ARD: "Jagdgesellschaft":Unter deutschen Dächern

Jagdgesellschaft

Auf wen wartet Lucy (Carlotta von Falkenhayn)? Karin Wegemann (Nadja Uhl, l.) vom LKA ermittelt in einem Fall von Kinderhandel.

(Foto: Wiedemann & Berg Television GmbH)

In "Jagdgesellschaft" geht es um Kinderprostitution in Deutschland. Viele wird der Film verstören - ist es doch eine Illusion zu glauben, so etwas komme hierzulande nicht vor.

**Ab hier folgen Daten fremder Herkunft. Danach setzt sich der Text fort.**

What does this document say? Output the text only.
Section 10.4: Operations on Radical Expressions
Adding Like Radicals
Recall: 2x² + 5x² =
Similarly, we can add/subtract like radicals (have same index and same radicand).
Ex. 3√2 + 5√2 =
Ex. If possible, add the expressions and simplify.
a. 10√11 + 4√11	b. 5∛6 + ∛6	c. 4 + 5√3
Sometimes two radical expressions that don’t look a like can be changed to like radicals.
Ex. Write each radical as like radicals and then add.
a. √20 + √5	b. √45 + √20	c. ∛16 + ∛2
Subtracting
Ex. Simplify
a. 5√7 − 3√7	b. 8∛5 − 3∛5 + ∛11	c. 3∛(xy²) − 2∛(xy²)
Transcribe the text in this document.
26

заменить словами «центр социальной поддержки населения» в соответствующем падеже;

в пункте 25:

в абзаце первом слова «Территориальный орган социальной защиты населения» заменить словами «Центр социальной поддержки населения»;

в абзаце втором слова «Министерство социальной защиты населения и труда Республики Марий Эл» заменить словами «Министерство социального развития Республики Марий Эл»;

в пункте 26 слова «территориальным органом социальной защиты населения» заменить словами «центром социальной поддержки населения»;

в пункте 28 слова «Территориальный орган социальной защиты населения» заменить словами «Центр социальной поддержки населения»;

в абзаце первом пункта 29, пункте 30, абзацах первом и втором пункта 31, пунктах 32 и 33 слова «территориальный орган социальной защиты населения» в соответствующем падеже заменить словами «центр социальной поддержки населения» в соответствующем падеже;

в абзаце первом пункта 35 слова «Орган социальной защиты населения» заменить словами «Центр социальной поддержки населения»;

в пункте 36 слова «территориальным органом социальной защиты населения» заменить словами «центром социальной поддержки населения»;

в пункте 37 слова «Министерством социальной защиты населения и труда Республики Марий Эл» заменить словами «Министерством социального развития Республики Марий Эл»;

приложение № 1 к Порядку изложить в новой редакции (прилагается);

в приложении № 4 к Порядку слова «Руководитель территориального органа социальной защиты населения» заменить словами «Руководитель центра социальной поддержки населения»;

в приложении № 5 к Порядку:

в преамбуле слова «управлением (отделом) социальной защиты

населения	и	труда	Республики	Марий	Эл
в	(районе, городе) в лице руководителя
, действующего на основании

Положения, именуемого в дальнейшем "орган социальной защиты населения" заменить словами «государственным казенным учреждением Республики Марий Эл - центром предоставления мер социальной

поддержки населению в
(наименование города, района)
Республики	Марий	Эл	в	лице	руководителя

TV-Kritik von Katharina Riehl

Vor ziemlich genau drei Jahren, am 16. Januar 2013, musste das Erste Deutsche Fernsehen das Leben ein bisschen schöner schneiden, als es vermutlich ist. Am Ende des Spielfilms Operation Zucker war das rumänische Mädchen Fee gerade erst aus den Händen eines Kinderhändlerrings befreit worden, als es in der vorletzten Szene des Films der Polizeibeamtin wieder entrissen wurde. Die Freiwillige Selbstkontrolle FSK, die den Film wegen der DVD-Auswertung prüfte, stellte damals fest: Das ist zu viel für Zwölfjährige, also zu viel für 20.15 Uhr. Das Ende ohne jede Hoffnung wurde weggeschnitten, die gekürzte Version gezeigt. Der vollständige Film lief dann erst nach Mitternacht.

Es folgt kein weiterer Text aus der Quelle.